In het achterdakvlak staat een dakkapel met plat dak met aan de voorzijde een drielicht met ongedeelde ramen. Links hiervan bevindt zich een dakraam. Aan de linker zijde staat een gemetselde schoorsteen.
Beschrijving interieur per bouwlaag
Kelder
In de keuken bevindt zich een kleine kelderkast.
Begane grond
Achter de entree ligt de hal met de trapopgang naar de verdieping in de vorm van een steektrap met bovenkwart, waarvan de treden aan de onderzijde zijn verdreven.Deels onder de trap bevindt zich het toilet en aan de achterzijde bevindt zich de keuken.
Rechts van de hal zijn de voor- en achterkamer (en-suite) gesitueerd. Achter de achterkamer bevindt zich een serre, die ook via schuifdeuren bereikbaar is. De kastenwand op de scheiding is aan de linker zijde oorspronkelijk in beide kamers voorzien van een hoekschouw (verwijderd).
De oorspronkelijke indeling is gehandhaafd. De hal is voorzien van een keramische tegelvloer met een zwarte bies, waarbinnen rode tegels. De stucplafonds in de voor- en achterkamer, de binnendeuren en de schuifdeuren resteren en de houten trap is ontdaan van de vrije leuning. De schouw in de voorkamer is gemoderniseerd, in de achterkamer is geen schouw meer aanwezig.
Eerste verdieping
De trap leidt tot een haaks op de zijgevel gelegen overloop met in het verlengde daarvan de steektrap naar de zolder. Aan de voorzijde grenzen aan de overloop de badkamer en de slaapkamer. Aan de achterzijde liggen een grote en een kleine slaapkamer.
De oorspronkelijke indeling is gehandhaafd.

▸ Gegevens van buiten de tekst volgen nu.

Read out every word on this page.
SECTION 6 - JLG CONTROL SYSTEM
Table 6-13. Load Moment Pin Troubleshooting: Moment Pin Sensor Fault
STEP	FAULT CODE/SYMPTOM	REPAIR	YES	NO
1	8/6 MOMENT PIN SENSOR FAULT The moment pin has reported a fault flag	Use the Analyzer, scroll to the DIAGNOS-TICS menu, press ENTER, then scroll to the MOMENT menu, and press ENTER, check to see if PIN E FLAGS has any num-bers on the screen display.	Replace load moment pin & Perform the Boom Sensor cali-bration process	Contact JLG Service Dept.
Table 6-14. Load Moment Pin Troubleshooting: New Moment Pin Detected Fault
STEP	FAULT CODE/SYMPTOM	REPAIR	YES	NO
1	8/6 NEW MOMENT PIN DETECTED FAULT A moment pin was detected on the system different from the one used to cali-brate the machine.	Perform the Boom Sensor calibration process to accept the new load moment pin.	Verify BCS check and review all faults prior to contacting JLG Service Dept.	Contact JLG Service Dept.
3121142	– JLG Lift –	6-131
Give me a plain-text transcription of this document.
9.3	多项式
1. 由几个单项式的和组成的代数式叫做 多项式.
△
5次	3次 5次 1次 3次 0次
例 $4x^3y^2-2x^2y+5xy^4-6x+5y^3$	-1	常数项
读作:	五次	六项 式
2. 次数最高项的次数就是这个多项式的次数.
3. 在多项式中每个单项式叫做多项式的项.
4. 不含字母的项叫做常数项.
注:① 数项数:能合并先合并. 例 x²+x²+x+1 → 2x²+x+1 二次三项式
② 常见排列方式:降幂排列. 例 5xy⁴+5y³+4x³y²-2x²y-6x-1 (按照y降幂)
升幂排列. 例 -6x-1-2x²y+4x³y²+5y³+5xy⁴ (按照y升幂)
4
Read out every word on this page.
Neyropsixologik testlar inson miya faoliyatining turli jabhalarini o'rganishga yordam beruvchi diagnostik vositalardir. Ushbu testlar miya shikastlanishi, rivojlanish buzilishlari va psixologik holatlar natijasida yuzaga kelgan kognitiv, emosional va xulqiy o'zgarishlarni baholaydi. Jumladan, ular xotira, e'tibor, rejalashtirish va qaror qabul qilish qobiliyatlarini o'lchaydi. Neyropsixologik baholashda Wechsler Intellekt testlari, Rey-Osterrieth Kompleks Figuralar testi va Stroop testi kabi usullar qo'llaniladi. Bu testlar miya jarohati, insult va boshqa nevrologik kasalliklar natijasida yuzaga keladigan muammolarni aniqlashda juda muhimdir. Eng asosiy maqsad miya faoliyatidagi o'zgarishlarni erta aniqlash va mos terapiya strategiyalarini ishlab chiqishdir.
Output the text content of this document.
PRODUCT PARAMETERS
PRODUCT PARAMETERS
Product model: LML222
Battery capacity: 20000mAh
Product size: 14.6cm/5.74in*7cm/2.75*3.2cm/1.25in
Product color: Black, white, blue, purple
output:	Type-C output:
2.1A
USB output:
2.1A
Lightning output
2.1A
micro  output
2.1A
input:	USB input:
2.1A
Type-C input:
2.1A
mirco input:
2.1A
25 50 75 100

De binnendeuren resteren en de houten trap is ongewijzigd.
Zolder
De zolder is ingedeeld in twee kamers.
Beschrijving tuin
De tuin bezit geen monumentale waarden.
Waardering
Cultuurhistorische waarde
Het pand met tuin rondom is als onderdeel van een dubbel woonhuis van cultuurhistorische waarde als uiting van de sociaaleconomische en maatschappelijke ontwikkeling van Dordrecht, waarbij in dit gedeelte van de negentiende-eeuwse schil onder andere woningbouw voor de middenklasse werd gebouwd.
Architectonische waarde
Het pand is als onderdeel van een dubbel woonhuis van architectonische waarde omdat de architectuur van het object een gaaf en herkenbaar voorbeeld is van een kenmerkende cultuurhistorische ontwikkeling in de bouwkunst. De architectonische opzet en detaillering van het object is karakteristiek voor de bouwstijl.
Gaafheid
Het object is nauwelijks gewijzigd, waardoor de cultuurhistorische en architectonische waarden goed bewaard zijn gebleven. De bouwkundige staat is goed.
Situering
Het object is als onderdeel van een dubbel woonhuis stedenbouwkundig van waarde vanwege de vrijstaande ligging, die typerend is voor dit deel van de Hallincqlaan.
Unieke waarde
In architectonisch en bouwkundig opzicht bezit het object een zekere zeldzaamheidswaarde.